阮佃夫(げん でんふ、元嘉4年(427年)- 元徽5年4月21日477年5月19日))は、南朝宋の権臣。本貫会稽郡諸曁県

経歴 編集

元嘉年間、台小史として身を立てた。湘東王劉彧がはじめて宮中に出仕すると、佃夫はその下で主衣に選抜された。後に孝武帝に召されて内監に任じられた。永光元年(465年)、劉彧に世子の師となるよう請われて、深く信任された。

同年(景和元年)、劉彧が前廃帝に疑われて宮中で拘束され、秘書省に軟禁されると、佃夫は王道隆李道児ら劉彧の側近たちと廃立を謀議した。佃夫は同じく廃立を計画していた繆方盛・周登之らと連絡し、宮中の動静を淳于文祖に報告させた。11月29日、前廃帝が華林園に幸すると、佃夫は朱幼・寿寂之・姜産之・王敬則戴明宝らと連絡して、起兵させた。その日の夕方、寿寂之らが前廃帝を襲撃し、殺害した。事が終わると、「湘東王は太后の令を受けて、狂主を除いた」と発表させた。

明帝(劉彧)が即位すると、佃夫は建城県侯に封じられ、南台侍御史に転じた。

泰始2年(466年)、明帝の即位に対抗する反乱が各地で起こった。薛索児が淮水を渡って進軍し、山陽郡太守の程天祚が反乱に呼応すると、佃夫は諸軍とともにこれを討ち、薛索児を破り、程天祚を降した。龍驤将軍・司徒参軍となり、部下を率いて南方の赭圻を救援し、太子歩兵校尉・南魯郡太守に任じられた。後に東宮に入って皇太子劉昱に近侍した。泰始4年(468年)、游撃将軍を兼ね、仮の寧朔将軍となり、孟次陽とともに護衛として宿直をつとめた。

このころ、佃夫は王道隆や楊運長らとともに政権を掌握し、明帝に次ぐ権勢を誇った。泰豫元年(472年)、寧朔将軍・淮南郡太守に任じられた。驍騎将軍に転じ、まもなく淮陵郡太守の任を加えられた。後廃帝(劉昱)が即位すると、中書通事舎人を兼ね、給事中・輔国将軍の位を加えられた。元徽3年(475年)、黄門侍郎に転じ、右衛将軍を兼ねた。元徽4年(476年)、驍騎将軍の号を受けた。同年8月、使持節・督南豫州諸軍事・冠軍将軍・南豫州刺史歴陽郡太守に任じられた。

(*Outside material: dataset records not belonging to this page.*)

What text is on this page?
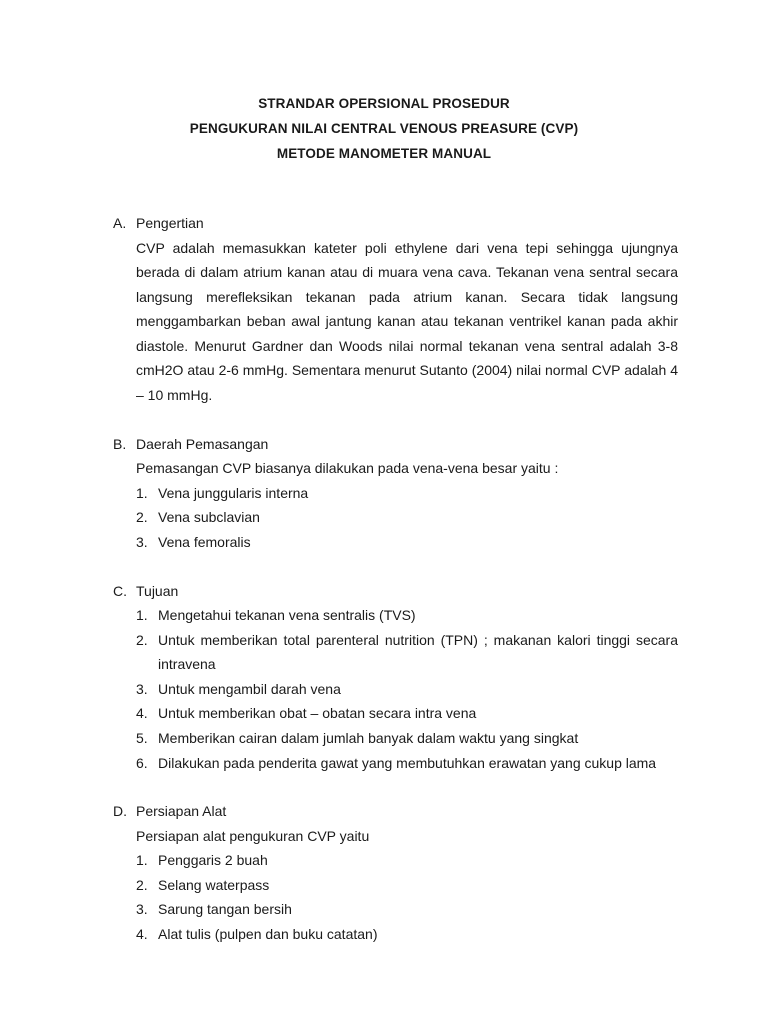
STRANDAR OPERSIONAL PROSEDUR
PENGUKURAN NILAI CENTRAL VENOUS PREASURE (CVP)
METODE MANOMETER MANUAL
A. Pengertian
CVP adalah memasukkan kateter poli ethylene dari vena tepi sehingga ujungnya berada di dalam atrium kanan atau di muara vena cava. Tekanan vena sentral secara langsung merefleksikan tekanan pada atrium kanan. Secara tidak langsung menggambarkan beban awal jantung kanan atau tekanan ventrikel kanan pada akhir diastole. Menurut Gardner dan Woods nilai normal tekanan vena sentral adalah 3-8 cmH2O atau 2-6 mmHg. Sementara menurut Sutanto (2004) nilai normal CVP adalah 4 – 10 mmHg.
B. Daerah Pemasangan
Pemasangan CVP biasanya dilakukan pada vena-vena besar yaitu :
1. Vena junggularis interna
2. Vena subclavian
3. Vena femoralis
C. Tujuan
1. Mengetahui tekanan vena sentralis (TVS)
2. Untuk memberikan total parenteral nutrition (TPN) ; makanan kalori tinggi secara intravena
3. Untuk mengambil darah vena
4. Untuk memberikan obat – obatan secara intra vena
5. Memberikan cairan dalam jumlah banyak dalam waktu yang singkat
6. Dilakukan pada penderita gawat yang membutuhkan erawatan yang cukup lama
D. Persiapan Alat
Persiapan alat pengukuran CVP yaitu
1. Penggaris 2 buah
2. Selang waterpass
3. Sarung tangan bersih
4. Alat tulis (pulpen dan buku catatan)
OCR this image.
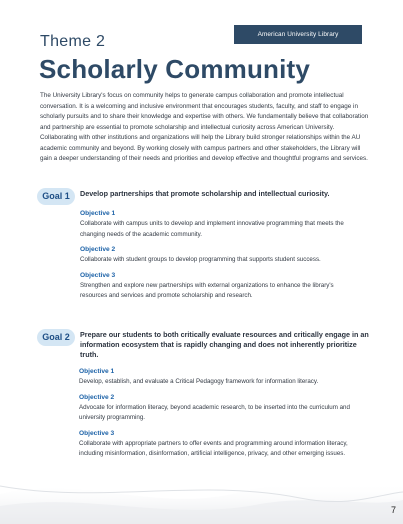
American University Library
Theme 2
Scholarly Community

The University Library's focus on community helps to generate campus collaboration and promote intellectual conversation. It is a welcoming and inclusive environment that encourages students, faculty, and staff to engage in scholarly pursuits and to share their knowledge and expertise with others. We fundamentally believe that collaboration and partnership are essential to promote scholarship and intellectual curiosity across American University.

Collaborating with other institutions and organizations will help the Library build stronger relationships within the AU academic community and beyond. By working closely with campus partners and other stakeholders, the Library will gain a deeper understanding of their needs and priorities and develop effective and thoughtful programs and services.

Goal 1	Develop partnerships that promote scholarship and intellectual curiosity.
Objective 1
Collaborate with campus units to develop and implement innovative programming that meets the changing needs of the academic community.
Objective 2
Collaborate with student groups to develop programming that supports student success.
Objective 3
Strengthen and explore new partnerships with external organizations to enhance the library's resources and services and promote scholarship and research.
Goal 2	Prepare our students to both critically evaluate resources and critically engage in an information ecosystem that is rapidly changing and does not inherently prioritize truth.
Objective 1
Develop, establish, and evaluate a Critical Pedagogy framework for information literacy.
Objective 2
Advocate for information literacy, beyond academic research, to be inserted into the curriculum and university programming.
Objective 3
Collaborate with appropriate partners to offer events and programming around information literacy, including misinformation, disinformation, artificial intelligence, privacy, and other emerging issues.
7
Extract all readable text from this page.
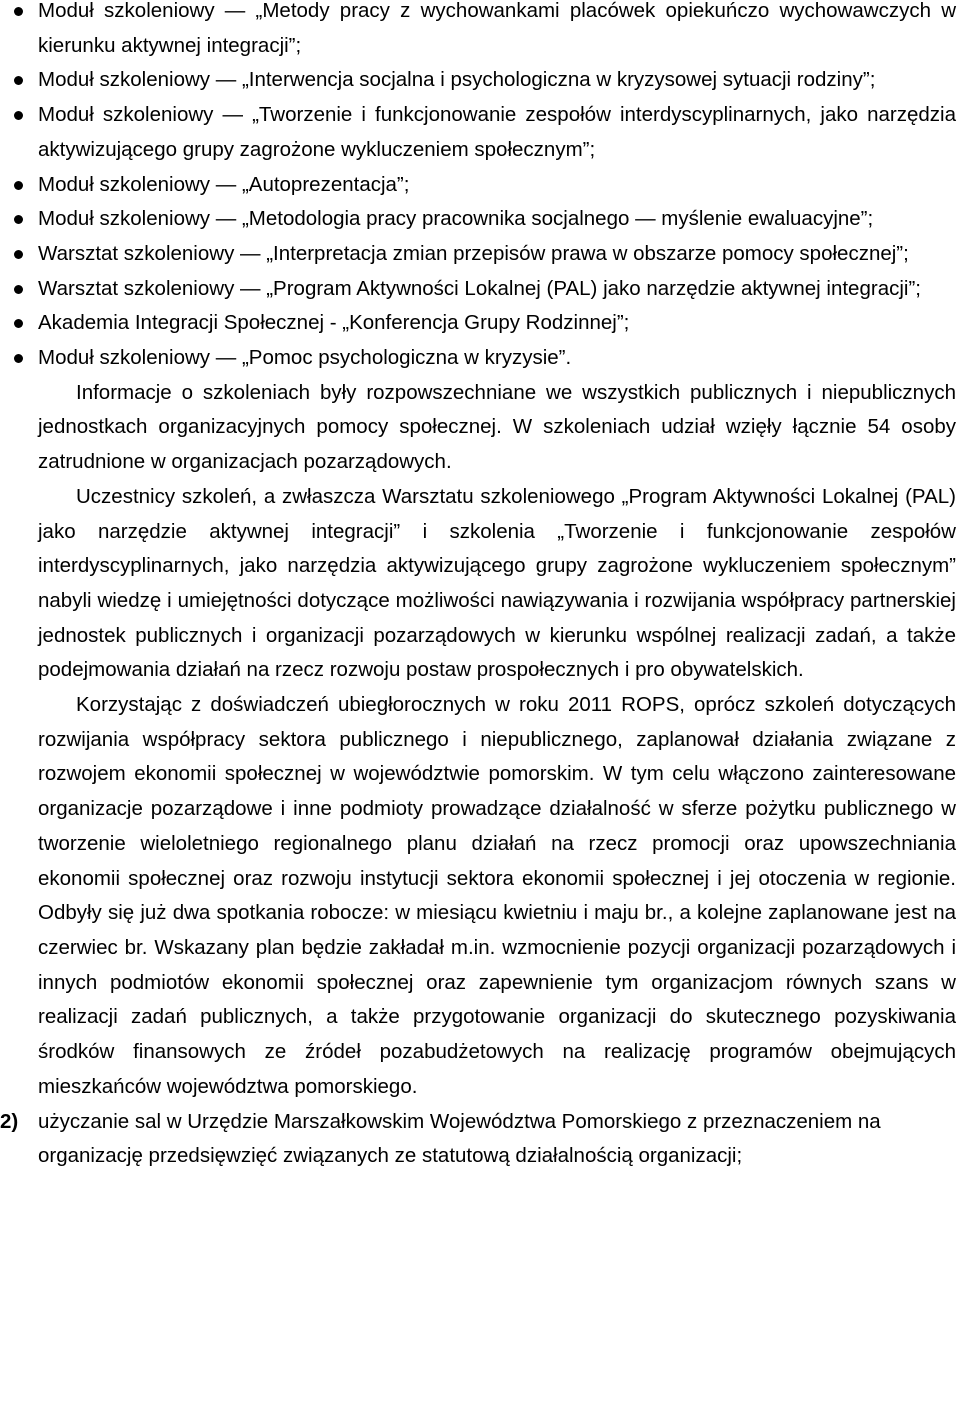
Moduł szkoleniowy — „Metody pracy z wychowankami placówek opiekuńczo wychowawczych w kierunku aktywnej integracji”;
Moduł szkoleniowy — „Interwencja socjalna i psychologiczna w kryzysowej sytuacji rodziny”;
Moduł szkoleniowy — „Tworzenie i funkcjonowanie zespołów interdyscyplinarnych, jako narzędzia aktywizującego grupy zagrożone wykluczeniem społecznym”;
Moduł szkoleniowy — „Autoprezentacja”;
Moduł szkoleniowy — „Metodologia pracy pracownika socjalnego — myślenie ewaluacyjne”;
Warsztat szkoleniowy — „Interpretacja zmian przepisów prawa w obszarze pomocy społecznej”;
Warsztat szkoleniowy — „Program Aktywności Lokalnej (PAL) jako narzędzie aktywnej integracji”;
Akademia Integracji Społecznej - „Konferencja Grupy Rodzinnej”;
Moduł szkoleniowy — „Pomoc psychologiczna w kryzysie”.

Informacje o szkoleniach były rozpowszechniane we wszystkich publicznych i niepublicznych jednostkach organizacyjnych pomocy społecznej. W szkoleniach udział wzięły łącznie 54 osoby zatrudnione w organizacjach pozarządowych.

Uczestnicy szkoleń, a zwłaszcza Warsztatu szkoleniowego „Program Aktywności Lokalnej (PAL) jako narzędzie aktywnej integracji” i szkolenia „Tworzenie i funkcjonowanie zespołów interdyscyplinarnych, jako narzędzia aktywizującego grupy zagrożone wykluczeniem społecznym” nabyli wiedzę i umiejętności dotyczące możliwości nawiązywania i rozwijania współpracy partnerskiej jednostek publicznych i organizacji pozarządowych w kierunku wspólnej realizacji zadań, a także podejmowania działań na rzecz rozwoju postaw prospołecznych i pro obywatelskich.

Korzystając z doświadczeń ubiegłorocznych w roku 2011 ROPS, oprócz szkoleń dotyczących rozwijania współpracy sektora publicznego i niepublicznego, zaplanował działania związane z rozwojem ekonomii społecznej w województwie pomorskim. W tym celu włączono zainteresowane organizacje pozarządowe i inne podmioty prowadzące działalność w sferze pożytku publicznego w tworzenie wieloletniego regionalnego planu działań na rzecz promocji oraz upowszechniania ekonomii społecznej oraz rozwoju instytucji sektora ekonomii społecznej i jej otoczenia w regionie. Odbyły się już dwa spotkania robocze: w miesiącu kwietniu i maju br., a kolejne zaplanowane jest na czerwiec br. Wskazany plan będzie zakładał m.in. wzmocnienie pozycji organizacji pozarządowych i innych podmiotów ekonomii społecznej oraz zapewnienie tym organizacjom równych szans w realizacji zadań publicznych, a także przygotowanie organizacji do skutecznego pozyskiwania środków finansowych ze źródeł pozabudżetowych na realizację programów obejmujących mieszkańców województwa pomorskiego.

2) użyczanie sal w Urzędzie Marszałkowskim Województwa Pomorskiego z przeznaczeniem na organizację przedsięwzięć związanych ze statutową działalnością organizacji;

このころ申伯宗・朱幼・于天宝らと廃立を謀議し、後廃帝に代えて安成王劉準を立てることを密約した。元徽5年(477年)4月、後廃帝は江乗県に雉射ちにでかける予定であった。それに合わせて佃夫は太后の令と称して城門を閉ざし、人を派遣して帝を捕縛に向かわせ、自らは揚州刺史として輔政にあたることとした。ところが後廃帝は実際には江乗に向かっておらず、于天宝が帝に陰謀を告発すると、佃夫は朱幼・申伯宗らとともに光禄外部で捕らえられ、殺害された。享年は51。